Democratic theorists everywhere should be gushing—to some extent, at least—over the current Chick-fil-a controversy. While it is by no means an isolated instance of disagreement in the United States, it nonetheless displays in a public fashion the dissensus that is so central to the concept of democracy itself.
Democracy is inherently dialectical. That is, it is borne out of a tension that endeavors toward particular ends, such as liberty, equality, and autonomy. As its own kind of regime or regimes, the people (demos) of a democracy are to wield the power (kratos) that ultimately defines and renews the institutions they live under and the laws to which they are subject. This of course requires the organization of regimes within the public sphere to display their dissent or disagreement openly and freely.
Thus what ultimately results is “a clash between two partitions of the sensible”; or rather, what results “is an opposition of logics that count the parties and parts of the community in different ways.” A democracy that acts in such a way thus demonstrates what is central to political dialogue and action altogether.

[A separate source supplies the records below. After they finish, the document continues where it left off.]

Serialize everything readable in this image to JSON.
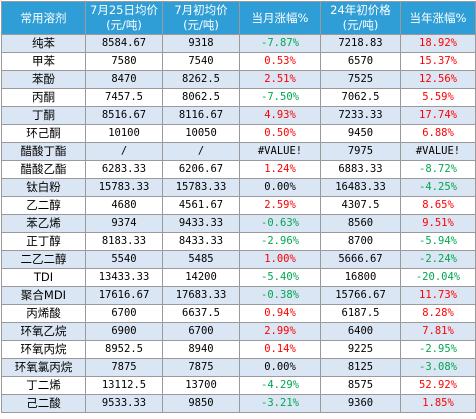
{
  "headers": [
    "常用溶剂",
    "7月25日均价\n(元/吨)",
    "7月初均价\n(元/吨)",
    "当月涨幅%",
    "24年初价格\n(元/吨)",
    "当年涨幅%"
  ],
  "rows": [
    {
      "name": "纯苯",
      "jul25": "8584.67",
      "julstart": "9318",
      "mchg": "-7.87%",
      "mcls": "neg",
      "y24": "7218.83",
      "ychg": "18.92%",
      "ycls": "pos"
    },
    {
      "name": "甲苯",
      "jul25": "7580",
      "julstart": "7540",
      "mchg": "0.53%",
      "mcls": "pos",
      "y24": "6570",
      "ychg": "15.37%",
      "ycls": "pos"
    },
    {
      "name": "苯酚",
      "jul25": "8470",
      "julstart": "8262.5",
      "mchg": "2.51%",
      "mcls": "pos",
      "y24": "7525",
      "ychg": "12.56%",
      "ycls": "pos"
    },
    {
      "name": "丙酮",
      "jul25": "7457.5",
      "julstart": "8062.5",
      "mchg": "-7.50%",
      "mcls": "neg",
      "y24": "7062.5",
      "ychg": "5.59%",
      "ycls": "pos"
    },
    {
      "name": "丁酮",
      "jul25": "8516.67",
      "julstart": "8116.67",
      "mchg": "4.93%",
      "mcls": "pos",
      "y24": "7233.33",
      "ychg": "17.74%",
      "ycls": "pos"
    },
    {
      "name": "环己酮",
      "jul25": "10100",
      "julstart": "10050",
      "mchg": "0.50%",
      "mcls": "pos",
      "y24": "9450",
      "ychg": "6.88%",
      "ycls": "pos"
    },
    {
      "name": "醋酸丁酯",
      "jul25": "/",
      "julstart": "/",
      "mchg": "#VALUE!",
      "mcls": "err",
      "y24": "7975",
      "ychg": "#VALUE!",
      "ycls": "err"
    },
    {
      "name": "醋酸乙酯",
      "jul25": "6283.33",
      "julstart": "6206.67",
      "mchg": "1.24%",
      "mcls": "pos",
      "y24": "6883.33",
      "ychg": "-8.72%",
      "ycls": "neg"
    },
    {
      "name": "钛白粉",
      "jul25": "15783.33",
      "julstart": "15783.33",
      "mchg": "0.00%",
      "mcls": "zero",
      "y24": "16483.33",
      "ychg": "-4.25%",
      "ycls": "neg"
    },
    {
      "name": "乙二醇",
      "jul25": "4680",
      "julstart": "4561.67",
      "mchg": "2.59%",
      "mcls": "pos",
      "y24": "4307.5",
      "ychg": "8.65%",
      "ycls": "pos"
    },
    {
      "name": "苯乙烯",
      "jul25": "9374",
      "julstart": "9433.33",
      "mchg": "-0.63%",
      "mcls": "neg",
      "y24": "8560",
      "ychg": "9.51%",
      "ycls": "pos"
    },
    {
      "name": "正丁醇",
      "jul25": "8183.33",
      "julstart": "8433.33",
      "mchg": "-2.96%",
      "mcls": "neg",
      "y24": "8700",
      "ychg": "-5.94%",
      "ycls": "neg"
    },
    {
      "name": "二乙二醇",
      "jul25": "5540",
      "julstart": "5485",
      "mchg": "1.00%",
      "mcls": "pos",
      "y24": "5666.67",
      "ychg": "-2.24%",
      "ycls": "neg"
    },
    {
      "name": "TDI",
      "jul25": "13433.33",
      "julstart": "14200",
      "mchg": "-5.40%",
      "mcls": "neg",
      "y24": "16800",
      "ychg": "-20.04%",
      "ycls": "neg"
    },
    {
      "name": "聚合MDI",
      "jul25": "17616.67",
      "julstart": "17683.33",
      "mchg": "-0.38%",
      "mcls": "neg",
      "y24": "15766.67",
      "ychg": "11.73%",
      "ycls": "pos"
    },
    {
      "name": "丙烯酸",
      "jul25": "6700",
      "julstart": "6637.5",
      "mchg": "0.94%",
      "mcls": "pos",
      "y24": "6187.5",
      "ychg": "8.28%",
      "ycls": "pos"
    },
    {
      "name": "环氧乙烷",
      "jul25": "6900",
      "julstart": "6700",
      "mchg": "2.99%",
      "mcls": "pos",
      "y24": "6400",
      "ychg": "7.81%",
      "ycls": "pos"
    },
    {
      "name": "环氧丙烷",
      "jul25": "8952.5",
      "julstart": "8940",
      "mchg": "0.14%",
      "mcls": "pos",
      "y24": "9225",
      "ychg": "-2.95%",
      "ycls": "neg"
    },
    {
      "name": "环氧氯丙烷",
      "jul25": "7875",
      "julstart": "7875",
      "mchg": "0.00%",
      "mcls": "zero",
      "y24": "8125",
      "ychg": "-3.08%",
      "ycls": "neg"
    },
    {
      "name": "丁二烯",
      "jul25": "13112.5",
      "julstart": "13700",
      "mchg": "-4.29%",
      "mcls": "neg",
      "y24": "8575",
      "ychg": "52.92%",
      "ycls": "pos"
    },
    {
      "name": "己二酸",
      "jul25": "9533.33",
      "julstart": "9850",
      "mchg": "-3.21%",
      "mcls": "neg",
      "y24": "9360",
      "ychg": "1.85%",
      "ycls": "pos"
    }
  ],
  "colors": {
    "header_bg": "#2f9ed6",
    "row_alt_bg": "#dbe6f4",
    "positive": "#ff0000",
    "negative": "#00a651"
  }
}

The logics concerning the Chick-fil-a controversy seem quite clear: one logic opposes same-sex marriage, the other logic supports it. The problem, though, seems to be that while the logics are apparent, the public dialogue that has ensued has not been. Indeed, the controversy has received hours of airtime, and it has not been missing as a hot topic on social media sites. Moreover, both logics organized their dissent in a public fashion: one logic with “Chick-fil-a Appreciation Day,” the other with “kiss-ins.” But what rational dialogue has ensued between these two logics directly?
None that I know of, at least within the public sphere. What one sees instead is dialogue within ideological pockets. Whether a segment on Fox News or a blog post written for the Huffington Post, what has been missing is direct engagement between the two logics. In other words, what is missing is the resolution of the “clash.”

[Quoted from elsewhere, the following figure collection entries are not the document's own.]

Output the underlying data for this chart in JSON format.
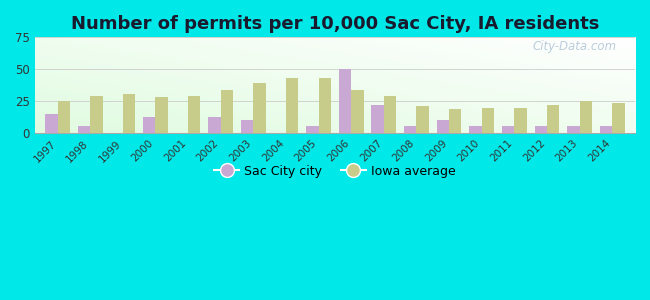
{
  "title": "Number of permits per 10,000 Sac City, IA residents",
  "years": [
    1997,
    1998,
    1999,
    2000,
    2001,
    2002,
    2003,
    2004,
    2005,
    2006,
    2007,
    2008,
    2009,
    2010,
    2011,
    2012,
    2013,
    2014
  ],
  "sac_city": [
    15,
    6,
    0,
    13,
    0,
    13,
    10,
    0,
    6,
    50,
    22,
    6,
    10,
    6,
    6,
    6,
    6,
    6
  ],
  "iowa_avg": [
    25,
    29,
    31,
    28,
    29,
    34,
    39,
    43,
    43,
    34,
    29,
    21,
    19,
    20,
    20,
    22,
    25,
    24
  ],
  "bar_width": 0.38,
  "sac_color": "#c9a8d4",
  "iowa_color": "#c8cc8a",
  "background_outer": "#00e8e8",
  "ylim": [
    0,
    75
  ],
  "yticks": [
    0,
    25,
    50,
    75
  ],
  "title_fontsize": 13,
  "title_color": "#1a1a2e",
  "legend_labels": [
    "Sac City city",
    "Iowa average"
  ],
  "watermark": "City-Data.com"
}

While some may regard this as a failure of democracy, I believe that it is more so the failure of a system that is not entirely democratic in the first place. Our combination of liberalism and democracy is, as Alain de Benoist remarks, the combination of “antithetical notions.” Put another way, the political structures underlying our society are clashing themselves.
If it is democracy we want (though some do not want it), then we must have the space and opportunity for rational discussion when logics clash. Our public sphere is indeed in peril when such ideological pockets stay tucked away in the comforts of their own logic. A more proper democracy would bring the bodies of logic together, in a space for discussion to define the future and resolution of the problem(s) at hand.

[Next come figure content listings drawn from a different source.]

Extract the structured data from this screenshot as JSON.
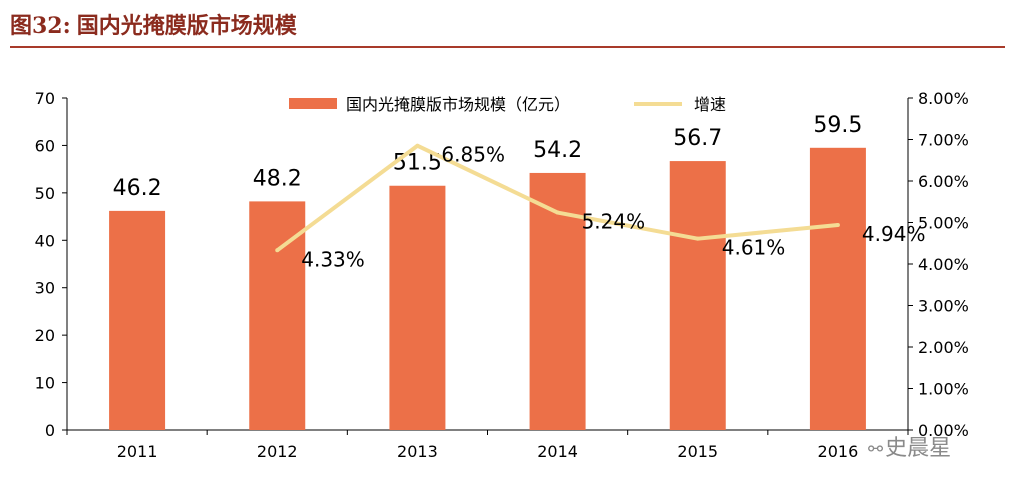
{
  "header": {
    "figure_no": "图32:",
    "figure_title": "国内光掩膜版市场规模"
  },
  "watermark": {
    "text": "史晨星",
    "icon": "wechat-icon"
  },
  "colors": {
    "bar": "#ec7048",
    "line": "#f4dc94",
    "title": "#8b2b1e",
    "axis": "#000000"
  },
  "chart_data": {
    "type": "bar",
    "title": "国内光掩膜版市场规模",
    "categories": [
      "2011",
      "2012",
      "2013",
      "2014",
      "2015",
      "2016"
    ],
    "series": [
      {
        "name": "国内光掩膜版市场规模（亿元）",
        "type": "bar",
        "axis": "left",
        "values": [
          46.2,
          48.2,
          51.5,
          54.2,
          56.7,
          59.5
        ],
        "labels": [
          "46.2",
          "48.2",
          "51.5",
          "54.2",
          "56.7",
          "59.5"
        ]
      },
      {
        "name": "增速",
        "type": "line",
        "axis": "right",
        "values": [
          null,
          4.33,
          6.85,
          5.24,
          4.61,
          4.94
        ],
        "labels": [
          null,
          "4.33%",
          "6.85%",
          "5.24%",
          "4.61%",
          "4.94%"
        ]
      }
    ],
    "y_left": {
      "range": [
        0,
        70
      ],
      "ticks": [
        "0",
        "10",
        "20",
        "30",
        "40",
        "50",
        "60",
        "70"
      ]
    },
    "y_right": {
      "range": [
        0,
        8
      ],
      "ticks": [
        "0.00%",
        "1.00%",
        "2.00%",
        "3.00%",
        "4.00%",
        "5.00%",
        "6.00%",
        "7.00%",
        "8.00%"
      ]
    },
    "legend_position": "top-center",
    "grid": false
  }
}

For example: instead of the Mayors of Chicago and Boston, Rahm Emanuel and Thomas Menino, announcing by fiat that Chick-fil-a would be banned from their cities, public discussions, debate, and due process could have contributed to a genuinely democratic outcome.
Thus we would have an example of a people (demos) using their power (kratos) to directly shape their lives within a polity. Such direct engagement is necessary for our modern democracies to function properly.
1. See Jacques Rancière’s “Ten Theses on Politics.”